Latency Budgets for Security Co-Pilots
Engineering sub-600ms responses to keep analysts paired-in.
Security analysts tolerate roughly 600 milliseconds of delay before their working memory collapses and they context-switch. Anything slower, and conversational co-pilots degrade into asynchronous ticket queues. Our mandate was simple: responses must land before the human looks away.
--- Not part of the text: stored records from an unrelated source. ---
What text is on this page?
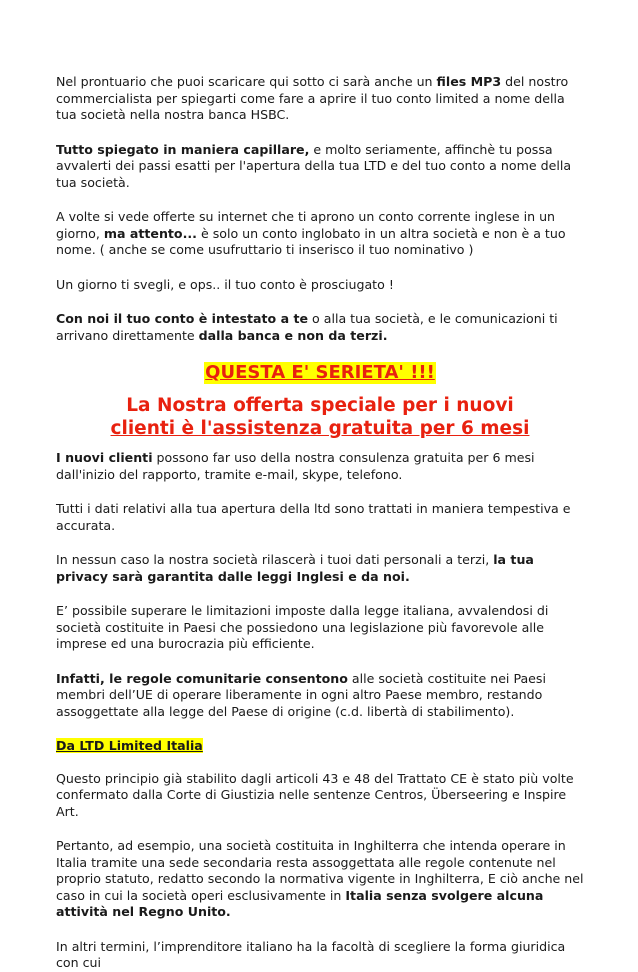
Nel prontuario che puoi scaricare qui sotto ci sarà anche un files MP3 del nostro commercialista per spiegarti come fare a aprire il tuo conto limited a nome della tua società nella nostra banca HSBC.

Tutto spiegato in maniera capillare, e molto seriamente, affinchè tu possa avvalerti dei passi esatti per l'apertura della tua LTD e del tuo conto a nome della tua società.

A volte si vede offerte su internet che ti aprono un conto corrente inglese in un giorno, ma attento... è solo un conto inglobato in un altra società e non è a tuo nome. ( anche se come usufruttario ti inserisco il tuo nominativo )

Un giorno ti svegli, e ops.. il tuo conto è prosciugato !

Con noi il tuo conto è intestato a te o alla tua società, e le comunicazioni ti arrivano direttamente dalla banca e non da terzi.

QUESTA E' SERIETA' !!!
La Nostra offerta speciale per i nuovi
clienti è l'assistenza gratuita per 6 mesi

I nuovi clienti possono far uso della nostra consulenza gratuita per 6 mesi dall'inizio del rapporto, tramite e-mail, skype, telefono.

Tutti i dati relativi alla tua apertura della ltd sono trattati in maniera tempestiva e accurata.

In nessun caso la nostra società rilascerà i tuoi dati personali a terzi, la tua privacy sarà garantita dalle leggi Inglesi e da noi.

E’ possibile superare le limitazioni imposte dalla legge italiana, avvalendosi di società costituite in Paesi che possiedono una legislazione più favorevole alle imprese ed una burocrazia più efficiente.

Infatti, le regole comunitarie consentono alle società costituite nei Paesi membri dell’UE di operare liberamente in ogni altro Paese membro, restando assoggettate alla legge del Paese di origine (c.d. libertà di stabilimento).

Da LTD Limited Italia

Questo principio già stabilito dagli articoli 43 e 48 del Trattato CE è stato più volte confermato dalla Corte di Giustizia nelle sentenze Centros, Überseering e Inspire Art.

Pertanto, ad esempio, una società costituita in Inghilterra che intenda operare in Italia tramite una sede secondaria resta assoggettata alle regole contenute nel proprio statuto, redatto secondo la normativa vigente in Inghilterra, E ciò anche nel caso in cui la società operi esclusivamente in Italia senza svolgere alcuna attività nel Regno Unito.

In altri termini, l’imprenditore italiano ha la facoltà di scegliere la forma giuridica con cui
We instrumented the entire inference pipeline, from request ingress to token egress, and carved out an explicit latency budget. Retrieval gets 120 milliseconds to assemble context: log shards, code snippets, recent alerts. Model inference receives 280 milliseconds on dedicated GPU slots with dynamic batching capped at three simultaneous dialogues. The remaining time is reserved for streaming assembly, compliance filtering, and UI paint.
Every request carries a service-level contract. If the system detects budget pressure—say because retrieval is still fetching from cold storage—it begins graceful degradation. Non-critical tool calls are deferred, summaries are condensed, and auxiliary visualizations load asynchronously after the primary answer lands. The analyst always receives a functional response on time, even if some adornments follow a beat later.
This discipline changed behavior on the operations floor. Analysts now treat the co-pilot as a true pair partner. Usage shifted from passive report summarization to active hypothesis testing: "If I block this subnet, what happens two steps downstream?" Triage throughput jumped 32% without adding headcount, because the human never had to wait for the system to catch up. Microsoft’s March 2025 longitudinal study of Security Copilot users reported analogous double-digit efficiency gains, reinforcing that speed is the precondition for measurable productivity.
Latency engineering also hardened security posture. By keeping experiences snappy, we eliminated the shadow workflows where frustrated analysts export data to local notebooks. All sensitive context remains inside governed tooling with full audit trails, which simplified compliance attestation. The EU AI Act’s latest draft explicitly calls for observability over human-in-the-loop checkpoints; our telemetry satisfies that audit requirement out of the box.
Future work focuses on predictive scheduling. We are training models to anticipate analyst intent based on preceding interactions and pre-warm toolchains before the request arrives. The goal is to shrink perceived latency below 200 milliseconds so conversations feel instantaneous, even when the system is coordinating multiple back-end services. We are also collaborating with researchers exploring human-in-the-loop agentic interfaces, such as Microsoft Research’s Magentic-UI, to ensure the next generation of co-pilots blends instant responses with rich collaboration affordances instead of forcing analysts into passive roles.